Il y a une opposition engagée, ils manifestent chaque semaine et bloquent même parfois la circulation. Mais ils ne se concentrent que sur deux choses : se débarrasser de Netanyahu et ramener les otages à la maison. Il n’y a pas de véritable opposition à la guerre. Pas d’opposition aux crimes d’Israël. Pas d’opposition à la tuerie de masse à Gaza. Pas du tout. C’est pourquoi, même si Netanyahou est remplacé, aucun des autres candidats ne s’attaquera aux questions fondamentales : la guerre, l’occupation, l’apartheid. Aucun d’entre eux n’est prêt à un véritable changement. Pour ce qui est des questions essentielles, Israël restera le même.

Avant le 7 octobre, il y avait eu des manifestations en Israël contre la soi-disant réforme de la justice. Un petit bloc constant dans ces manifestations, le bloc anti-occupation, a toujours abordé les thèmes que tu as mentionnés. Ils ont tenté d’établir un lien entre l’oppression d’Israël contre les Palestiniens et la réforme judiciaire. Est-ce que cela n’était que marginal ?

Définitivement. Premièrement, lors de ces manifestations également, la majorité des manifestants ne voulaient pas de ce groupe. Ils n’ont pas toléré les drapeaux palestiniens. Ils ne voulaient pas être impliqués dans cette question, car ils craignaient que cela irrite la plupart des Israéliens. Et ce bloc se rétrécit encore plus aujourd’hui. Les gens qui sont vraiment contre la guerre et l’occupation forment un camp beaucoup plus petit après le 7 octobre.


Depuis des années, tu ne cesses de soulever toi-même des questions qui restent souvent taboues en Israël. Tu as toutefois assez souvent défendu le Premier ministre Benjamin Netanyahu et remis à leur place ses critiques libéraux. Pourquoi ça ?

Le front uni contre Netanyahu était exclusivement focalisé sur l'idée de se débarrasser de lui, tout en faisant l’impasse sur tous les autres problèmes. Comme si Israël allait se transformer en une sorte de paradis dès que nous serions débarrassés de Netanyahou. Comme si tout était de sa seule faute.
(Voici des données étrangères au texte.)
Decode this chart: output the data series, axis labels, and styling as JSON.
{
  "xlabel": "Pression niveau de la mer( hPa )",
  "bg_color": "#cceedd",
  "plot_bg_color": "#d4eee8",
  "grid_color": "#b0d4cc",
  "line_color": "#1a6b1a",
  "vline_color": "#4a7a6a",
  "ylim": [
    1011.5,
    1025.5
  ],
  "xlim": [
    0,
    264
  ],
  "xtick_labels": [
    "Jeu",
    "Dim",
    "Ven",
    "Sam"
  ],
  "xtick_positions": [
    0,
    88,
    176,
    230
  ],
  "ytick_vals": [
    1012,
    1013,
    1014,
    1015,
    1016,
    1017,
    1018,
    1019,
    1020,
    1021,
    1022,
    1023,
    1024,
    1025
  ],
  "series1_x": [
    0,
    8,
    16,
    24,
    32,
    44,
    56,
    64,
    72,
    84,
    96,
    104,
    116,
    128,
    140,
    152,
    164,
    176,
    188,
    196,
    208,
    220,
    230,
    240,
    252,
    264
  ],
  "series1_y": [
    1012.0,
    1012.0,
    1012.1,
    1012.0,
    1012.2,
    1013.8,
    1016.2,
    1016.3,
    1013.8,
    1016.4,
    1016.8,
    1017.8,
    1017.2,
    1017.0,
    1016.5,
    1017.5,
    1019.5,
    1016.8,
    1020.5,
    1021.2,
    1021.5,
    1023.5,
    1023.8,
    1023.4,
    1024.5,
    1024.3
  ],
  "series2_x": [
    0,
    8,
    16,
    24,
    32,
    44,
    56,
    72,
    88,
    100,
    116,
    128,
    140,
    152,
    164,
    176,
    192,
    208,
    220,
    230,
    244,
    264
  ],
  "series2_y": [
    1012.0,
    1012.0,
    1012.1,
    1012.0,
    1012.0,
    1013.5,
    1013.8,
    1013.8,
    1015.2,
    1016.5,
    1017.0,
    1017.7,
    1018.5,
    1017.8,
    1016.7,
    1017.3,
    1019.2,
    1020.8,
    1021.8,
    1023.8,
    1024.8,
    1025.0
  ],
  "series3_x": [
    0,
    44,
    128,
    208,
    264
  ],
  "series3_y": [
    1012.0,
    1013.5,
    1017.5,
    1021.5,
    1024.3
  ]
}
L’occupation et les colonies - tout cela est dû au Parti travailliste israélien, pas à Netanyahou. Shimon Peres, qui a reçu le prix Nobel de la paix, est responsable de plus de colonies que Netanyahou. Être contre Netanyahu est très confortable. Il n’y a pas besoin de courage pour cela. Mais si l’on n’a pas d’alternative, ni personnelle, ni programmatique, ni idéologique, cet argument est creux. En outre, je suis également d’avis que Netanyahou a personnellement un niveau bien plus élevé en tant qu’homme politique que tous les autres candidats.

Ta position a-t-elle changé ?

Aujourd’hui, je ne dirais plus un seul bon mot sur Netanyahou. Il doit dégager. Il n’y a aucun doute à ce sujet.